I was having trouble deciding between the sandwich and salad…so I had both.
First, the salad, which cost $13.
Harvest Salad
fresh kale, wild rice, roasted butternut squash, pomegranate seeds, toasted chickpeas, mint, shallots and tahini dressing.
I loved everything about this salad. The kale was fresh, I loved the pomegranate seeds and toasted chickpeas, the mint and shallots flavored it nicely, and the tahini dressing was excellent. A great “superfood.”
I’m glad I ordered the sandwich, because the salad was not enough. The sandwich also cost $13.
Turkey Pretzel Sandwich
sliced turkey breast, white cheddar cheese and fresh arugula on a soft pretzel baguette.
While I would not call the baguette German-style, it was pretty good for American bread and the sandwich was delicious. I appreciated the turkey tasted fresh and not processed.
These are both very salty choices, but I find them much better than the snack boxes filled with shelf-stable, highly processed ingredients.
Could I have waited till I got back to LAX and had a Double-Double at In-N-Out for $6? Sure…but this satisfied my hunger on the spot and tasted great. I love high-quality cold meals on airplanes and feel that JetBlue ahs nearly perfected this.
Each week, my Meal of the Week feature examines an airline meal from my travels over the years. This may be a meal from earlier in the week or it may be a meal served over a decade ago.
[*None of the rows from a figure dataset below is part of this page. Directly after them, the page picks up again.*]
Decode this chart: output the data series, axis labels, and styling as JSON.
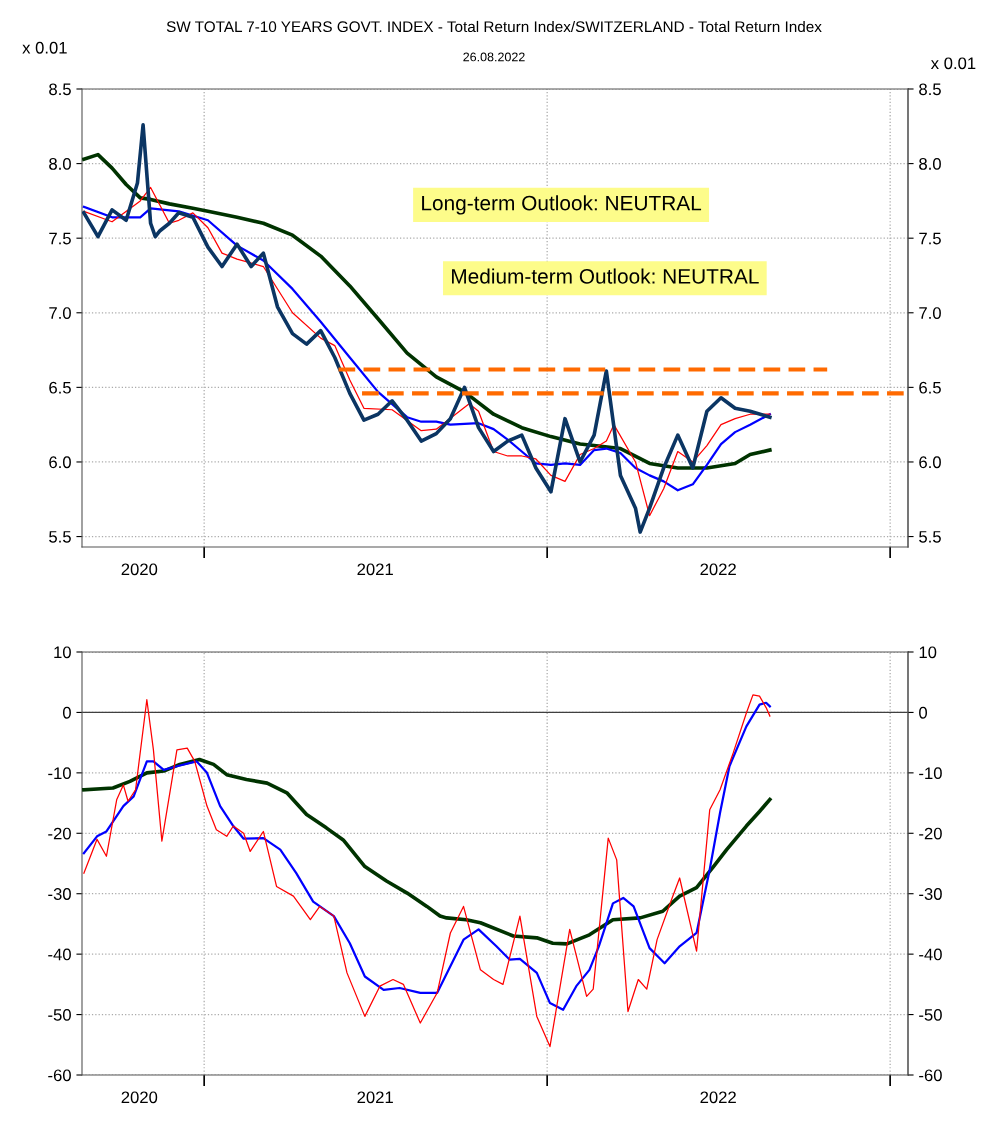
{
  "chart_data": [
    {
      "type": "line",
      "title": "SW TOTAL 7-10 YEARS GOVT. INDEX - Total Return Index/SWITZERLAND - Total Return Index",
      "subtitle": "26.08.2022",
      "ylabel": "x 0.01",
      "y2label": "x 0.01",
      "annotations": [
        "Long-term Outlook: NEUTRAL",
        "Medium-term Outlook: NEUTRAL"
      ],
      "xlim": [
        "2020-08-24",
        "2023-01-20"
      ],
      "xticks": [
        {
          "value": "2020-10-24",
          "label": "2020"
        },
        {
          "value": "2021-01-01",
          "label": null
        },
        {
          "value": "2021-07-02",
          "label": "2021"
        },
        {
          "value": "2022-01-01",
          "label": null
        },
        {
          "value": "2022-07-02",
          "label": "2022"
        },
        {
          "value": "2023-01-01",
          "label": null
        }
      ],
      "ylim": [
        5.43,
        8.5
      ],
      "yticks": [
        {
          "value": 5.5,
          "label": "5.5"
        },
        {
          "value": 6,
          "label": "6.0"
        },
        {
          "value": 6.5,
          "label": "6.5"
        },
        {
          "value": 7,
          "label": "7.0"
        },
        {
          "value": 7.5,
          "label": "7.5"
        },
        {
          "value": 8,
          "label": "8.0"
        },
        {
          "value": 8.5,
          "label": "8.5"
        }
      ],
      "y2lim": [
        5.43,
        8.5
      ],
      "y2ticks": [
        {
          "value": 5.5,
          "label": "5.5"
        },
        {
          "value": 6,
          "label": "6.0"
        },
        {
          "value": 6.5,
          "label": "6.5"
        },
        {
          "value": 7,
          "label": "7.0"
        },
        {
          "value": 7.5,
          "label": "7.5"
        },
        {
          "value": 8,
          "label": "8.0"
        },
        {
          "value": 8.5,
          "label": "8.5"
        }
      ],
      "grid": true,
      "marker": "none",
      "series": [
        {
          "color": "#003300",
          "x": [
            "2020-08-26",
            "2020-09-10",
            "2020-09-25",
            "2020-10-10",
            "2020-10-25",
            "2020-11-05",
            "2020-11-25",
            "2020-12-20",
            "2021-01-05",
            "2021-02-05",
            "2021-03-05",
            "2021-04-05",
            "2021-05-05",
            "2021-06-05",
            "2021-07-05",
            "2021-08-05",
            "2021-09-05",
            "2021-10-05",
            "2021-11-05",
            "2021-12-05",
            "2022-01-05",
            "2022-02-05",
            "2022-02-20",
            "2022-03-20",
            "2022-04-20",
            "2022-05-20",
            "2022-06-20",
            "2022-07-20",
            "2022-08-05",
            "2022-08-26"
          ],
          "values": [
            8.03,
            8.06,
            7.97,
            7.86,
            7.77,
            7.76,
            7.73,
            7.7,
            7.68,
            7.64,
            7.6,
            7.52,
            7.38,
            7.18,
            6.96,
            6.73,
            6.57,
            6.47,
            6.32,
            6.23,
            6.17,
            6.12,
            6.11,
            6.09,
            5.99,
            5.96,
            5.96,
            5.99,
            6.05,
            6.08
          ]
        },
        {
          "color": "#0000ff",
          "x": [
            "2020-08-26",
            "2020-09-25",
            "2020-10-25",
            "2020-11-05",
            "2020-12-05",
            "2021-01-05",
            "2021-02-05",
            "2021-03-05",
            "2021-04-05",
            "2021-05-05",
            "2021-06-05",
            "2021-07-05",
            "2021-08-05",
            "2021-08-20",
            "2021-09-05",
            "2021-09-20",
            "2021-10-20",
            "2021-11-05",
            "2021-11-20",
            "2021-12-05",
            "2021-12-20",
            "2022-01-05",
            "2022-01-20",
            "2022-02-05",
            "2022-02-20",
            "2022-03-05",
            "2022-03-20",
            "2022-04-05",
            "2022-04-20",
            "2022-05-05",
            "2022-05-20",
            "2022-06-05",
            "2022-06-20",
            "2022-07-05",
            "2022-07-20",
            "2022-08-05",
            "2022-08-26"
          ],
          "values": [
            7.71,
            7.64,
            7.64,
            7.7,
            7.68,
            7.62,
            7.45,
            7.35,
            7.16,
            6.94,
            6.7,
            6.47,
            6.3,
            6.27,
            6.27,
            6.25,
            6.26,
            6.22,
            6.15,
            6.07,
            5.99,
            5.98,
            5.99,
            5.98,
            6.08,
            6.09,
            6.06,
            5.96,
            5.91,
            5.87,
            5.81,
            5.85,
            5.98,
            6.12,
            6.2,
            6.25,
            6.32
          ]
        },
        {
          "color": "#ff0000",
          "x": [
            "2020-08-26",
            "2020-09-25",
            "2020-10-25",
            "2020-11-05",
            "2020-11-25",
            "2020-12-05",
            "2020-12-20",
            "2021-01-05",
            "2021-01-20",
            "2021-02-05",
            "2021-03-05",
            "2021-04-05",
            "2021-05-05",
            "2021-05-20",
            "2021-06-05",
            "2021-06-20",
            "2021-07-20",
            "2021-08-20",
            "2021-09-05",
            "2021-10-10",
            "2021-10-20",
            "2021-11-05",
            "2021-11-20",
            "2021-12-05",
            "2021-12-20",
            "2022-01-05",
            "2022-01-20",
            "2022-02-05",
            "2022-02-20",
            "2022-03-05",
            "2022-03-13",
            "2022-04-05",
            "2022-04-20",
            "2022-05-05",
            "2022-05-20",
            "2022-06-05",
            "2022-06-20",
            "2022-07-05",
            "2022-07-20",
            "2022-08-05",
            "2022-08-26"
          ],
          "values": [
            7.68,
            7.61,
            7.75,
            7.84,
            7.6,
            7.62,
            7.67,
            7.57,
            7.4,
            7.36,
            7.31,
            7.0,
            6.83,
            6.78,
            6.55,
            6.36,
            6.35,
            6.21,
            6.22,
            6.39,
            6.34,
            6.07,
            6.04,
            6.04,
            6.02,
            5.91,
            5.87,
            6.05,
            6.09,
            6.14,
            6.25,
            6.0,
            5.64,
            5.82,
            6.07,
            6.0,
            6.11,
            6.25,
            6.29,
            6.32,
            6.32
          ]
        },
        {
          "color": "#0b3563",
          "x": [
            "2020-08-26",
            "2020-09-10",
            "2020-09-25",
            "2020-10-10",
            "2020-10-22",
            "2020-10-28",
            "2020-11-05",
            "2020-11-10",
            "2020-11-15",
            "2020-11-25",
            "2020-12-05",
            "2020-12-20",
            "2021-01-05",
            "2021-01-20",
            "2021-02-05",
            "2021-02-20",
            "2021-03-05",
            "2021-03-20",
            "2021-04-05",
            "2021-04-20",
            "2021-05-05",
            "2021-05-20",
            "2021-06-05",
            "2021-06-20",
            "2021-07-05",
            "2021-07-20",
            "2021-08-05",
            "2021-08-20",
            "2021-09-05",
            "2021-09-20",
            "2021-10-05",
            "2021-10-20",
            "2021-11-05",
            "2021-11-20",
            "2021-12-05",
            "2021-12-20",
            "2022-01-05",
            "2022-01-20",
            "2022-02-05",
            "2022-02-20",
            "2022-03-05",
            "2022-03-20",
            "2022-04-05",
            "2022-04-10",
            "2022-04-20",
            "2022-05-05",
            "2022-05-20",
            "2022-06-05",
            "2022-06-20",
            "2022-07-05",
            "2022-07-20",
            "2022-08-05",
            "2022-08-26"
          ],
          "values": [
            7.67,
            7.51,
            7.69,
            7.62,
            7.87,
            8.26,
            7.6,
            7.51,
            7.55,
            7.6,
            7.67,
            7.64,
            7.44,
            7.31,
            7.46,
            7.31,
            7.4,
            7.04,
            6.86,
            6.79,
            6.88,
            6.7,
            6.46,
            6.28,
            6.32,
            6.41,
            6.28,
            6.14,
            6.19,
            6.29,
            6.5,
            6.23,
            6.07,
            6.14,
            6.18,
            5.96,
            5.8,
            6.29,
            6.0,
            6.18,
            6.61,
            5.91,
            5.69,
            5.53,
            5.69,
            5.96,
            6.18,
            5.96,
            6.34,
            6.43,
            6.36,
            6.34,
            6.3
          ]
        },
        {
          "color": "#ff6a00",
          "line_style": "dashed",
          "x": [
            "2021-05-24",
            "2022-10-26"
          ],
          "values": [
            6.62,
            6.62
          ]
        },
        {
          "color": "#ff6a00",
          "line_style": "dashed",
          "x": [
            "2021-06-18",
            "2023-01-20"
          ],
          "values": [
            6.46,
            6.46
          ]
        }
      ]
    },
    {
      "type": "line",
      "xlim": [
        "2020-08-24",
        "2023-01-20"
      ],
      "xticks": [
        {
          "value": "2020-10-24",
          "label": "2020"
        },
        {
          "value": "2021-01-01",
          "label": null
        },
        {
          "value": "2021-07-02",
          "label": "2021"
        },
        {
          "value": "2022-01-01",
          "label": null
        },
        {
          "value": "2022-07-02",
          "label": "2022"
        },
        {
          "value": "2023-01-01",
          "label": null
        }
      ],
      "ylim": [
        -60,
        10
      ],
      "yticks": [
        -60,
        -50,
        -40,
        -30,
        -20,
        -10,
        0,
        10
      ],
      "y2lim": [
        -60,
        10
      ],
      "y2ticks": [
        -60,
        -50,
        -40,
        -30,
        -20,
        -10,
        0,
        10
      ],
      "grid": true,
      "marker": "none",
      "ref_lines": [
        {
          "axis": "y",
          "value": 0,
          "color": "#404040",
          "line_style": "solid"
        }
      ],
      "series": [
        {
          "color": "#003300",
          "x": [
            "2020-08-26",
            "2020-09-26",
            "2020-10-14",
            "2020-11-01",
            "2020-11-19",
            "2020-12-06",
            "2020-12-27",
            "2021-01-11",
            "2021-01-25",
            "2021-02-15",
            "2021-03-09",
            "2021-03-30",
            "2021-04-20",
            "2021-05-11",
            "2021-05-29",
            "2021-06-21",
            "2021-07-14",
            "2021-08-05",
            "2021-08-26",
            "2021-09-09",
            "2021-09-16",
            "2021-10-07",
            "2021-10-22",
            "2021-11-26",
            "2021-12-21",
            "2022-01-07",
            "2022-01-22",
            "2022-02-15",
            "2022-03-12",
            "2022-04-10",
            "2022-05-04",
            "2022-05-22",
            "2022-06-09",
            "2022-06-27",
            "2022-07-11",
            "2022-08-01",
            "2022-08-15",
            "2022-08-26"
          ],
          "values": [
            -12.8,
            -12.5,
            -11.4,
            -10,
            -9.7,
            -8.6,
            -7.8,
            -8.6,
            -10.3,
            -11.1,
            -11.7,
            -13.3,
            -16.9,
            -19.1,
            -21.1,
            -25.5,
            -27.9,
            -29.9,
            -32.1,
            -33.7,
            -34,
            -34.3,
            -34.8,
            -37,
            -37.3,
            -38.2,
            -38.3,
            -36.8,
            -34.3,
            -34,
            -32.9,
            -30.4,
            -29,
            -25.5,
            -22.7,
            -18.8,
            -16.4,
            -14.4
          ]
        },
        {
          "color": "#0000ff",
          "x": [
            "2020-08-26",
            "2020-09-09",
            "2020-09-19",
            "2020-10-07",
            "2020-10-18",
            "2020-11-01",
            "2020-11-08",
            "2020-11-19",
            "2020-12-03",
            "2020-12-24",
            "2021-01-04",
            "2021-01-18",
            "2021-02-01",
            "2021-02-12",
            "2021-03-05",
            "2021-03-23",
            "2021-04-09",
            "2021-04-27",
            "2021-05-19",
            "2021-06-05",
            "2021-06-21",
            "2021-07-11",
            "2021-07-28",
            "2021-08-19",
            "2021-09-06",
            "2021-09-20",
            "2021-10-04",
            "2021-10-20",
            "2021-11-08",
            "2021-11-22",
            "2021-12-03",
            "2021-12-21",
            "2022-01-04",
            "2022-01-18",
            "2022-02-01",
            "2022-02-15",
            "2022-02-25",
            "2022-03-12",
            "2022-03-23",
            "2022-04-03",
            "2022-04-20",
            "2022-05-06",
            "2022-05-22",
            "2022-06-09",
            "2022-06-23",
            "2022-07-04",
            "2022-07-14",
            "2022-08-01",
            "2022-08-15",
            "2022-08-22",
            "2022-08-26"
          ],
          "values": [
            -23.3,
            -20.5,
            -19.7,
            -15.5,
            -13.9,
            -8.1,
            -8.1,
            -9.5,
            -8.9,
            -8.1,
            -10,
            -15.5,
            -18.8,
            -20.9,
            -20.8,
            -22.7,
            -26.6,
            -31.3,
            -33.7,
            -38.2,
            -43.7,
            -45.9,
            -45.6,
            -46.4,
            -46.4,
            -42,
            -37.6,
            -35.9,
            -38.7,
            -40.9,
            -40.8,
            -43.1,
            -48.1,
            -49.2,
            -45.3,
            -42.6,
            -38.7,
            -31.6,
            -30.7,
            -32.1,
            -39,
            -41.5,
            -38.7,
            -36.5,
            -26,
            -16.6,
            -8.9,
            -2.3,
            1.3,
            1.6,
            1.0
          ]
        },
        {
          "color": "#ff0000",
          "x": [
            "2020-08-26",
            "2020-09-02",
            "2020-09-09",
            "2020-09-19",
            "2020-09-30",
            "2020-10-07",
            "2020-10-12",
            "2020-10-20",
            "2020-11-01",
            "2020-11-08",
            "2020-11-17",
            "2020-11-26",
            "2020-12-03",
            "2020-12-14",
            "2020-12-22",
            "2021-01-04",
            "2021-01-14",
            "2021-01-25",
            "2021-02-01",
            "2021-02-12",
            "2021-02-19",
            "2021-03-05",
            "2021-03-19",
            "2021-04-06",
            "2021-04-24",
            "2021-05-04",
            "2021-05-19",
            "2021-06-02",
            "2021-06-21",
            "2021-07-07",
            "2021-07-21",
            "2021-08-01",
            "2021-08-19",
            "2021-09-06",
            "2021-09-20",
            "2021-10-04",
            "2021-10-22",
            "2021-11-05",
            "2021-11-15",
            "2021-12-03",
            "2021-12-21",
            "2022-01-04",
            "2022-01-25",
            "2022-02-12",
            "2022-02-19",
            "2022-03-07",
            "2022-03-16",
            "2022-03-28",
            "2022-04-08",
            "2022-04-17",
            "2022-04-28",
            "2022-05-14",
            "2022-05-22",
            "2022-06-09",
            "2022-06-23",
            "2022-07-04",
            "2022-07-18",
            "2022-08-01",
            "2022-08-08",
            "2022-08-15",
            "2022-08-22",
            "2022-08-26"
          ],
          "values": [
            -26.6,
            -23.8,
            -21,
            -23.8,
            -14.4,
            -12,
            -14.7,
            -12.8,
            2.1,
            -6.2,
            -21.3,
            -12.8,
            -6.2,
            -5.9,
            -8.1,
            -15.5,
            -19.4,
            -20.5,
            -18.8,
            -20,
            -23,
            -19.7,
            -28.8,
            -30.4,
            -34.3,
            -32.1,
            -33.7,
            -43.1,
            -50.3,
            -45.3,
            -44.2,
            -45,
            -51.4,
            -46.4,
            -36.5,
            -32.1,
            -42.6,
            -44.2,
            -45,
            -33.7,
            -50.3,
            -55.3,
            -35.9,
            -47,
            -45.8,
            -20.8,
            -24.4,
            -49.5,
            -44.2,
            -45.8,
            -37.6,
            -30.7,
            -27.4,
            -39.5,
            -16.1,
            -12.8,
            -6.7,
            -0.1,
            2.9,
            2.7,
            0.8,
            -0.6
          ]
        }
      ]
    }
  ]
}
Ouch $26 for a salad and sandwich!
Hopefully things turn around for you!
So the regular exonomy food isn’t enough…
This is on a domestic trip, Aaron. Not trans-atlantic.
Calling that a salad should be a crime. Sounds like something the Antifa freaks in Portland would steal to eat after getting hungry after a 3 day heroin bing.
The sandwich looks great other than using that fake lettuce stuff but I guess it holds longer and doesn’t quickly brown. Best part is the condiments are on the side. Nothing worse than a ruined sandwich after finding out they put mayo, mustard, whatever on it.
Good job by JetBlue on 50% of this.
At a 350% profit .
I’s rather buy a better n.y. deli sandwich at a good deli shop in the terminal .
Dave, Matthew posted about a coffee chain called Kitsune. There are many of them (with different menus ) but one standard is a baguette with a dry ham and Swiss only dressed with a light coat of salted butter. They are delicious and are safe to consume for about 6+ hours without refrigeration. Good bread should never be cold Best part is the bread as locally baked fresh each day. The location I discovered was in the far west village in Manhattan. I sense you might enjoy it.
Thank you, that sounds PERFECT for my tastes.
I hope they expand more internationally too.!
You sound like someone who likes to eat at McDonalds and Subway.
On an unrelated note:
https://edition.cnn.com/2025/07/17/travel/tsa-family-military-checkpoint-expansion
Funny how I seem to lose my sense of hunger or thirst when I step aboard and airliner these days !
The EatUp Cafe is legitimately great (unlike some of the brutal boxes), but it’s a real crapshoot which routes get it. Ex-BOS it really feels like a lottery.
For something American and particularly packaged plane food, I’m really impressed with the ingredient lists of these items, but especially the turkey in the sandwich. I expected that list to be much, much longer.
Give me half the sandwich and 2/3 of the salad as my F meal on a domestic big3, and I’m happy.